C’est ce à quoi Donald Dubuc consacre sa vie aujourd’hui, parcourir les salles bondées de danseurs pour leur faire vivre une expérience heureuse. Et du bonheur, il y en avait beaucoup samedi soir à Richmond, pour la neuvième édition de sa veillée du jour de l’an, devenue une tradition en région. Expérimentés ou amateurs, les participants ont enfilé leurs plus beaux souliers pour venir danser au son de la musique folklorique.

« Ça devient quelque chose que les gens anticipent. Ils ont hâte de prendre part à ça », se réjouit M. Dubuc.

En tant que calleur, il annonce les mouvements de danses pendant la soirée, ce qui permet à tous de se prêter au jeu. La soirée festive se déroule donc sous la formule d’un atelier sur le trad québécois. La soirée s’adresse autant aux amateurs qu’aux danseurs aguerris.

La tranche d’âge des participants? Très variée! Enfants et adolescents se mélangent aux adultes et personnes âgées, créant une activité familiale des plus rassembleuses pour le temps des fêtes.

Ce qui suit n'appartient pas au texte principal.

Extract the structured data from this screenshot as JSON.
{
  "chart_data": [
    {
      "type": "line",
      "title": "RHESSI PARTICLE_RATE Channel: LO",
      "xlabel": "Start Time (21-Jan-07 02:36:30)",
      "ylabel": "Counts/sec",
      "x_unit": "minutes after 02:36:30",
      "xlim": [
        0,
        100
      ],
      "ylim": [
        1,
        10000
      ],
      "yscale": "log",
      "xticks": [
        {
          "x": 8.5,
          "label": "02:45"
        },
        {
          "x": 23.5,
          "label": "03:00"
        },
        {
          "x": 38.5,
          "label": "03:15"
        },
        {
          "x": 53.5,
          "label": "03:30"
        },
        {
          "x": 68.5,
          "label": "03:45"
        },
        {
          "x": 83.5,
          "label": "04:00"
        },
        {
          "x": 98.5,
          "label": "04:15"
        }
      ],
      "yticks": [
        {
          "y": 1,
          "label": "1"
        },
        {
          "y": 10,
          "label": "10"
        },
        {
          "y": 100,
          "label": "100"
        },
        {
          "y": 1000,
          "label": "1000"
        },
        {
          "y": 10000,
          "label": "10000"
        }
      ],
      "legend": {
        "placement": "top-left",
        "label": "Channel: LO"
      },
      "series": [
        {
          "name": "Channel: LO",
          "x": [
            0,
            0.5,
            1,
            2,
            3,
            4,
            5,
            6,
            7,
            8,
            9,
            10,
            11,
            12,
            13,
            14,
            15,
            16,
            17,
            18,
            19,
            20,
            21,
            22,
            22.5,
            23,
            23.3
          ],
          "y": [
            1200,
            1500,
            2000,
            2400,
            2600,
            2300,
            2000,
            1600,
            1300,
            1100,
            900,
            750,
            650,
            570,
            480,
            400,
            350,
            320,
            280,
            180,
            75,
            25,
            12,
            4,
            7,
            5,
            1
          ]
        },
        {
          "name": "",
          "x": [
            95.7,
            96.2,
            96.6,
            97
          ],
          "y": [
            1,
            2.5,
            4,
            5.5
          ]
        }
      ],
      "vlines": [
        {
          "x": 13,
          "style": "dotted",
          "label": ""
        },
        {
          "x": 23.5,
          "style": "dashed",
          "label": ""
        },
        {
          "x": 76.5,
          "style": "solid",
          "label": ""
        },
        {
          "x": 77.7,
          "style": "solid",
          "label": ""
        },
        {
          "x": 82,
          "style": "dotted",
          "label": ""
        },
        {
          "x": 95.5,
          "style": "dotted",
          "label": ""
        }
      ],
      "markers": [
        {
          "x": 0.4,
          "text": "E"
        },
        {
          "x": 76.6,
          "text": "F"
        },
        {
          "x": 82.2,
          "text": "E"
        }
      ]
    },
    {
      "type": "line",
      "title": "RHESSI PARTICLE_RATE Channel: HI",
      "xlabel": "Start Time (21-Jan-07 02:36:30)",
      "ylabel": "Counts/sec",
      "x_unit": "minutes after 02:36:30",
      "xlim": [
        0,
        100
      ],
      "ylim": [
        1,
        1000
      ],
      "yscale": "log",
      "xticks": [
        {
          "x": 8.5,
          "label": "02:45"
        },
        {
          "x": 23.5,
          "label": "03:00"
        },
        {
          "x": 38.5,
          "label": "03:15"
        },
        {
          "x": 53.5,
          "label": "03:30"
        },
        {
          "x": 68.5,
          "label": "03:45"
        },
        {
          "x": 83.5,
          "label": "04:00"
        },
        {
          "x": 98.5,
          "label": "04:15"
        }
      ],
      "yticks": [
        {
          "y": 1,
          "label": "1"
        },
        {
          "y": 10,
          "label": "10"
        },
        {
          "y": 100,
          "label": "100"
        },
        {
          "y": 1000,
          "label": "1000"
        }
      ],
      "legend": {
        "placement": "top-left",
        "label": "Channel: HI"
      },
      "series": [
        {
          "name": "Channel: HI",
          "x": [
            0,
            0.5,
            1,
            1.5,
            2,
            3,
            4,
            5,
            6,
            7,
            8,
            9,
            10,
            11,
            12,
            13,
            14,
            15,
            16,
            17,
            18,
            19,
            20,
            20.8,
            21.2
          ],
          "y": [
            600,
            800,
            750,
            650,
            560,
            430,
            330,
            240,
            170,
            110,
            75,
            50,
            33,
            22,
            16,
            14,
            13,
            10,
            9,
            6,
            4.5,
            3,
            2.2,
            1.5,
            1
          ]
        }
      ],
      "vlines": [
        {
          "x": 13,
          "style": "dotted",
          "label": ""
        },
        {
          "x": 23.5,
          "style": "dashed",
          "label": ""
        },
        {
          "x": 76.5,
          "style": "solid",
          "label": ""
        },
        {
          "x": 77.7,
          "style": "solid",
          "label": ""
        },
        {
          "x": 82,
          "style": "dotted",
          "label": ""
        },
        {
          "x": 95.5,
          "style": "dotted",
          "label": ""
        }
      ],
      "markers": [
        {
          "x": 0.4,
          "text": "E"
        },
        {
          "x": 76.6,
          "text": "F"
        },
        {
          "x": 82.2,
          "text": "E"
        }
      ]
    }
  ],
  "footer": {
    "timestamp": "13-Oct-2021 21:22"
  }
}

C’est ce qui crée une ambiance spéciale, qui touche la plupart des participants.

« Autrefois, la danse folklorique avait comme une connotation plus nostalgique du passé. Et là on remarque que c’est intergénérationnel. Tout le monde a un beau sourire. C’est plaisant pour le temps des fêtes, mais il ne faut pas que ça soit juste pour le temps des fêtes. On ressort ça maintenant, mais quand on voit la joie des gens, on devrait y penser tout le temps », commente Danielle Bédard, pour qui l’expérience était toute nouvelle.

Elle en était à sa première soirée sous l’animation de Donald Dubuc. Sa pensée s’aligne bien avec celle du calleur, qui souhaite que les gens profitent en tout temps du plaisir que procurent les danses traditionnelles. Peu importe l’âge, le résultat reste le même : un sourire sur le visage.

D’autres participants avaient planifié leur sortie depuis plus longtemps.

« La danse traditionnelle, c’est la seule danse où je vais dans une salle et je ne connais personne, puis à la fin de la soirée tout le monde se parle. C’est une danse interactive, on a tout le temps le sourire, c’est rassembleur. On se sent toujours contents. C’est encore meilleur quand il y a de jeunes enfants, c’est toute une ambiance », exprime pour sa part Christian Bourdon, qui compte sa troisième participation à la veillée.

L’homme est même venu avec ses jeunes petits-enfants cette année, il insiste d’ailleurs sur l’importance de leur faire connaître cette tradition.

« Ça fait partie de l’identité québécoise, il faut leur montrer! »

Une séance d'entrainement

Étant donné l’intérêt grandissant pour ses activités, M. Dubuc tenait même un atelier préparatoire samedi après-midi, afin d’enseigner des pas de danse à l’avance à ceux qui le désiraient.

« C’est une activité familiale d’initiation à la veillée traditionnelle. C’est comme notre réchauffement pour le soir, à Richmond », explique M. Dubuc.

Le cours avait lieu à la Bibliothèque Éva-Senécal de Sherbrooke où quelque 60 places étaient disponibles. L’événement affichait d’ailleurs complet depuis plusieurs jours. L’activité s’y tient depuis déjà cinq ans, et cette année les organisateurs ont dû trouver une salle plus grande pour accueillir un peu plus de personnes qu’à l’habitude. Certains se sont donc préparés pour la célèbre veillée quelques heures avant.

Pour ceux qui douteraient de l’efficacité de la danse traditionnelle sur l’humeur, M. Dubuc maintient qu’une seule danse suffit pour procurer un sourire.

« Il faut y aller pour le comprendre. Le plus dur c’est d’amener les gens une première fois. L’important c’est d’être curieux et aller le vire… ça fait un grand bien », assure le calleur.

La veillée s’est étirée jusqu’à 23 h samedi.

La veillée du jour de l'an de Donald Dubuc est une activité intergénérationnelle.